Opioids are non-toxic to the body. You don't have to worry about them harming you in this way. The most harmful feature of Opioids is typically they're highly addictive nature. This leads addicts to forsake their health, hygiene and shelter for the drug. These things combined with poor injection technique, hygiene are the most common causes of poor health in an Opioid-dependent individual (excluding potential diseases).

Morphine is named after Morpheus, the god/spirit of dreams in Greco-Roman mythology. It's common for users to describe the experience as a waking dream. Amnesia is not a direct symptom of Opioid use. However, they are powerful sedatives, so to lose track of time or forget things is to be expected. If you don't want this to happen, you might have to lower your dose. Different routes of administration will not really change things. Dosage is the biggest variable.
 
It’s very likely to do with the bioavailability of hydromorphone.

-GC
 
Hydromorphone has extremely poor oral bioavailability. Even for a morphinan backbone opioid.

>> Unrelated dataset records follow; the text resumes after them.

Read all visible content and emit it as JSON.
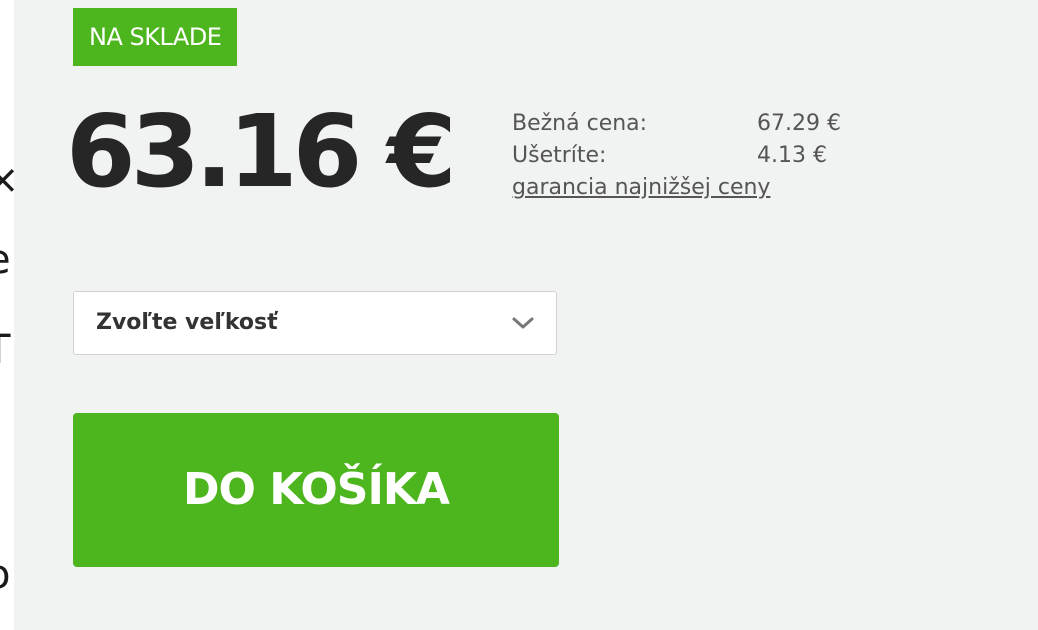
{
  "product": {
    "stock_badge": "NA SKLADE",
    "price": "63.16 €",
    "regular_price_label": "Bežná cena:",
    "regular_price_value": "67.29 €",
    "savings_label": "Ušetríte:",
    "savings_value": "4.13 €",
    "guarantee_link": "garancia najnižšej ceny"
  },
  "size_select": {
    "selected_label": "Zvoľte veľkosť",
    "icon": "chevron-down-icon"
  },
  "cart": {
    "button_label": "DO KOŠÍKA"
  },
  "colors": {
    "accent": "#4db51e",
    "panel_background": "#f1f2f2",
    "price_text": "#262626",
    "secondary_text": "#555555"
  }
}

Strong drugs can alter memories, because one of the factors encoding a memory is the level of dopamine produced by the event (it kind of encodes how rewarding a thing was). Drugs that cause tons of dopamine release (and opiates do this by suppressing inhibition of dopamine release) will produce much stronger memories than non-drug events and kind of turn down the volume of a lot of normal experiences.